A 17-year-old Latina aspiring actress starts a journey through personal and professional pitfalls. 2,373 words. Part Two. Part Three. Part Four. Illustration by Thomas Warming.
May 11th was my last day of high school. It ended in the girls’ locker room where Ava, Tess and Viv finally got the last word after months of threats. Actually few words were exchanged. They beat me up and left me a bloody unconscious mess. When I came to, I was lying face down on the ground alone. I can still smell the ammonia the janitor used to clean the floor earlier that morning.
People talk about life-changing moments. This was mine. As I licked the blood off my lips, a light switch went off inside my brain. I was done. Done with Selma, California. Done with my family. And done with the bitches from school. I went home, packed my bags and tried not to cry as I left a note for José, my 10-year-old brother:
Dear José, This note is to let you know I’m going away.

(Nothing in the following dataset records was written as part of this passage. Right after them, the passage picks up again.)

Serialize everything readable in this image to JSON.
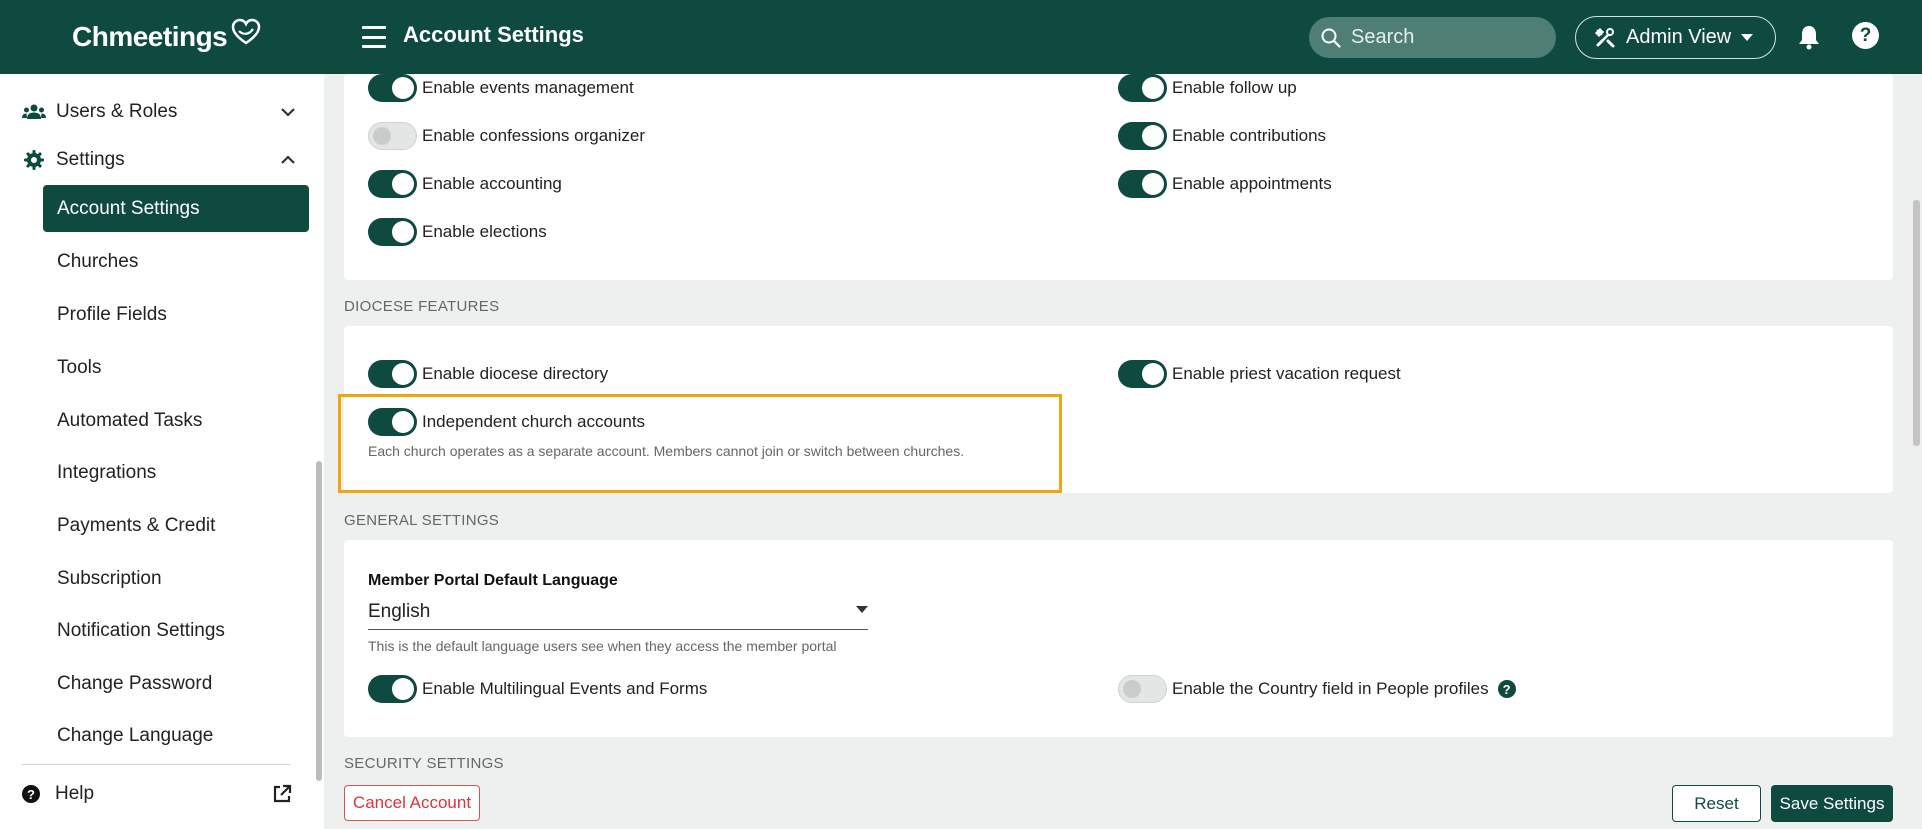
{
  "header": {
    "logo_text": "Chmeetings",
    "title": "Account Settings",
    "search_placeholder": "Search",
    "admin_view_label": "Admin View",
    "help_icon_text": "?"
  },
  "sidebar": {
    "users_roles": "Users & Roles",
    "settings": "Settings",
    "items": [
      "Account Settings",
      "Churches",
      "Profile Fields",
      "Tools",
      "Automated Tasks",
      "Integrations",
      "Payments & Credit",
      "Subscription",
      "Notification Settings",
      "Change Password",
      "Change Language"
    ],
    "active_item": "Account Settings",
    "help": "Help",
    "help_icon_text": "?"
  },
  "features": {
    "events": "Enable events management",
    "follow_up": "Enable follow up",
    "confessions": "Enable confessions organizer",
    "contributions": "Enable contributions",
    "accounting": "Enable accounting",
    "appointments": "Enable appointments",
    "elections": "Enable elections"
  },
  "diocese": {
    "section_title": "DIOCESE FEATURES",
    "directory": "Enable diocese directory",
    "vacation": "Enable priest vacation request",
    "independent": "Independent church accounts",
    "independent_desc": "Each church operates as a separate account. Members cannot join or switch between churches."
  },
  "general": {
    "section_title": "GENERAL SETTINGS",
    "language_label": "Member Portal Default Language",
    "language_value": "English",
    "language_help": "This is the default language users see when they access the member portal",
    "multilingual": "Enable Multilingual Events and Forms",
    "country_field": "Enable the Country field in People profiles",
    "country_help_icon": "?"
  },
  "security": {
    "section_title": "SECURITY SETTINGS"
  },
  "actions": {
    "cancel_account": "Cancel Account",
    "reset": "Reset",
    "save": "Save Settings"
  },
  "colors": {
    "brand": "#0f4a40",
    "highlight": "#f0a60f",
    "danger": "#d9343a"
  }
}
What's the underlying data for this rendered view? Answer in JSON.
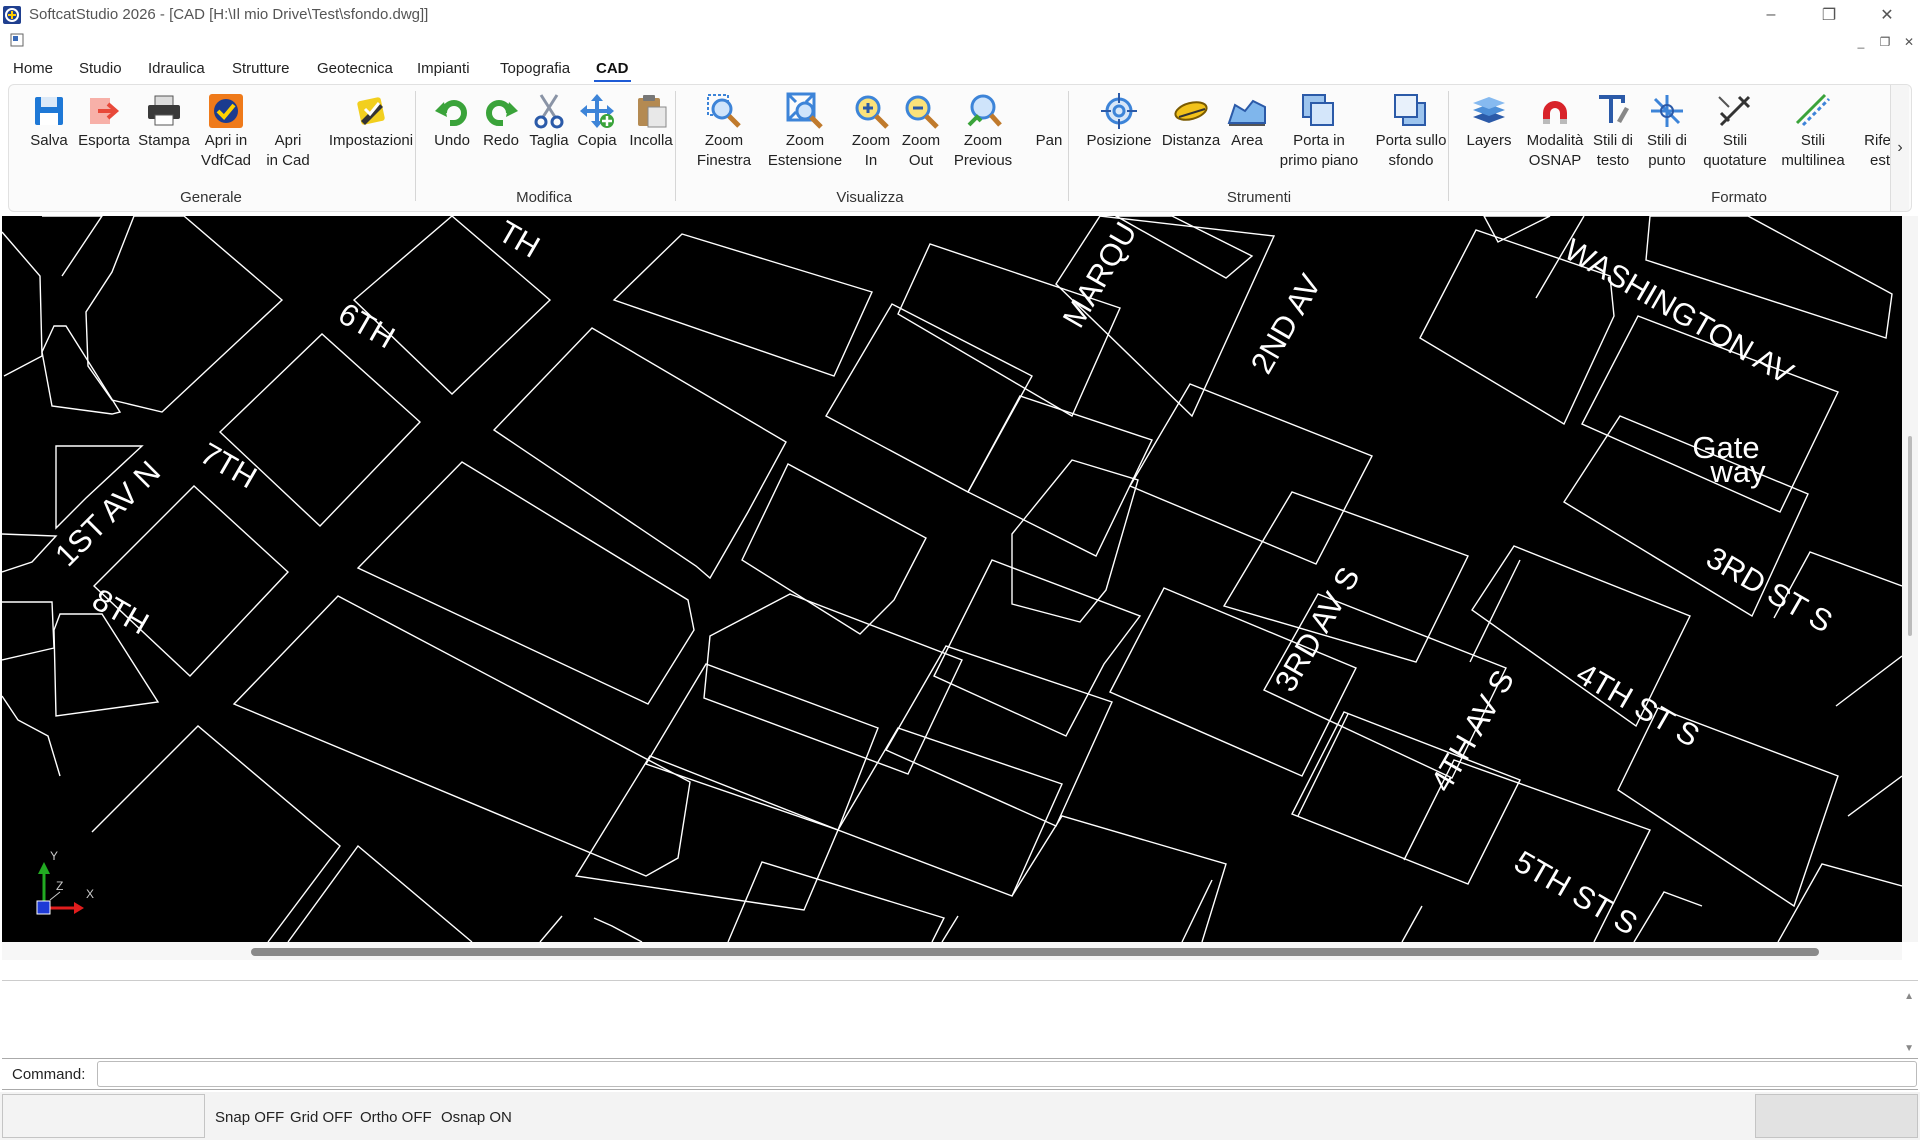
{
  "window": {
    "title": "SoftcatStudio 2026 - [CAD [H:\\Il mio Drive\\Test\\sfondo.dwg]]",
    "minimize_glyph": "–",
    "restore_glyph": "❐",
    "close_glyph": "✕"
  },
  "mdi": {
    "minimize_glyph": "_",
    "restore_glyph": "❐",
    "close_glyph": "✕"
  },
  "menu": {
    "tabs": [
      "Home",
      "Studio",
      "Idraulica",
      "Strutture",
      "Geotecnica",
      "Impianti",
      "Topografia",
      "CAD"
    ],
    "active": "CAD"
  },
  "ribbon": {
    "groups": [
      {
        "label": "Generale",
        "buttons": [
          {
            "label": "Salva",
            "icon": "floppy-disk-icon"
          },
          {
            "label": "Esporta",
            "icon": "export-arrow-icon"
          },
          {
            "label": "Stampa",
            "icon": "printer-icon"
          },
          {
            "label": "Apri in\nVdfCad",
            "icon": "vdfcad-logo-icon"
          },
          {
            "label": "Apri\nin Cad",
            "icon": ""
          },
          {
            "label": "Impostazioni",
            "icon": "settings-pencil-icon"
          }
        ]
      },
      {
        "label": "Modifica",
        "buttons": [
          {
            "label": "Undo",
            "icon": "undo-arrow-icon"
          },
          {
            "label": "Redo",
            "icon": "redo-arrow-icon"
          },
          {
            "label": "Taglia",
            "icon": "scissors-icon"
          },
          {
            "label": "Copia",
            "icon": "copy-move-icon"
          },
          {
            "label": "Incolla",
            "icon": "paste-clipboard-icon"
          }
        ]
      },
      {
        "label": "Visualizza",
        "buttons": [
          {
            "label": "Zoom\nFinestra",
            "icon": "zoom-window-icon"
          },
          {
            "label": "Zoom\nEstensione",
            "icon": "zoom-extents-icon"
          },
          {
            "label": "Zoom\nIn",
            "icon": "zoom-in-icon"
          },
          {
            "label": "Zoom\nOut",
            "icon": "zoom-out-icon"
          },
          {
            "label": "Zoom\nPrevious",
            "icon": "zoom-previous-icon"
          },
          {
            "label": "Pan",
            "icon": ""
          }
        ]
      },
      {
        "label": "Strumenti",
        "buttons": [
          {
            "label": "Posizione",
            "icon": "crosshair-target-icon"
          },
          {
            "label": "Distanza",
            "icon": "tape-measure-icon"
          },
          {
            "label": "Area",
            "icon": "area-icon"
          },
          {
            "label": "Porta in\nprimo piano",
            "icon": "bring-to-front-icon"
          },
          {
            "label": "Porta sullo\nsfondo",
            "icon": "send-to-back-icon"
          }
        ]
      },
      {
        "label": "Formato",
        "buttons": [
          {
            "label": "Layers",
            "icon": "layers-icon"
          },
          {
            "label": "Modalità\nOSNAP",
            "icon": "magnet-icon"
          },
          {
            "label": "Stili di\ntesto",
            "icon": "text-style-icon"
          },
          {
            "label": "Stili di\npunto",
            "icon": "point-style-icon"
          },
          {
            "label": "Stili\nquotature",
            "icon": "dimension-style-icon"
          },
          {
            "label": "Stili\nmultilinea",
            "icon": "multiline-style-icon"
          },
          {
            "label": "Rifer\nest",
            "icon": "external-reference-icon"
          }
        ]
      }
    ],
    "scroll_glyph": "›"
  },
  "drawing": {
    "streets": [
      "WASHINGTON AV",
      "2ND AV",
      "MARQU",
      "6TH",
      "7TH",
      "8TH",
      "1ST AV N",
      "3RD AV S",
      "4TH AV S",
      "3RD ST S",
      "4TH ST S",
      "5TH ST S",
      "TH"
    ],
    "landmark_line1": "Gate",
    "landmark_line2": "way",
    "ucs": {
      "x_label": "X",
      "y_label": "Y",
      "z_label": "Z"
    },
    "colors": {
      "background": "#000000",
      "lines": "#ffffff",
      "x_axis": "#e11d1d",
      "y_axis": "#22aa22",
      "origin": "#1e3ad6"
    }
  },
  "command": {
    "label": "Command:",
    "value": "",
    "scroll_up": "▲",
    "scroll_down": "▼"
  },
  "status": {
    "snap": "Snap OFF",
    "grid": "Grid OFF",
    "ortho": "Ortho OFF",
    "osnap": "Osnap ON"
  }
}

I promise to visit soon. I love you, little man. Natalia
I grabbed my stuff and headed for my car. There was only one place for me to go: Hollywood. Because of a boy, but that wasn’t the entire story. A year earlier, a model scout had approached my Dad at a local mall. She thought I had “potential” and handed him her business card. He never followed up, because he wanted me at home. Ever since Mom died, I had been left with all of her tasks: laundry, shopping, cooking and cleaning. One night when I was looking for a pen in his roll-top desk, I found the scout’s business card with a Los Angeles number. I knew it would be my golden ticket, if I ever needed one. My face would be the parachute out of the hellscape of my life, when it was also the reason for so many of my problems.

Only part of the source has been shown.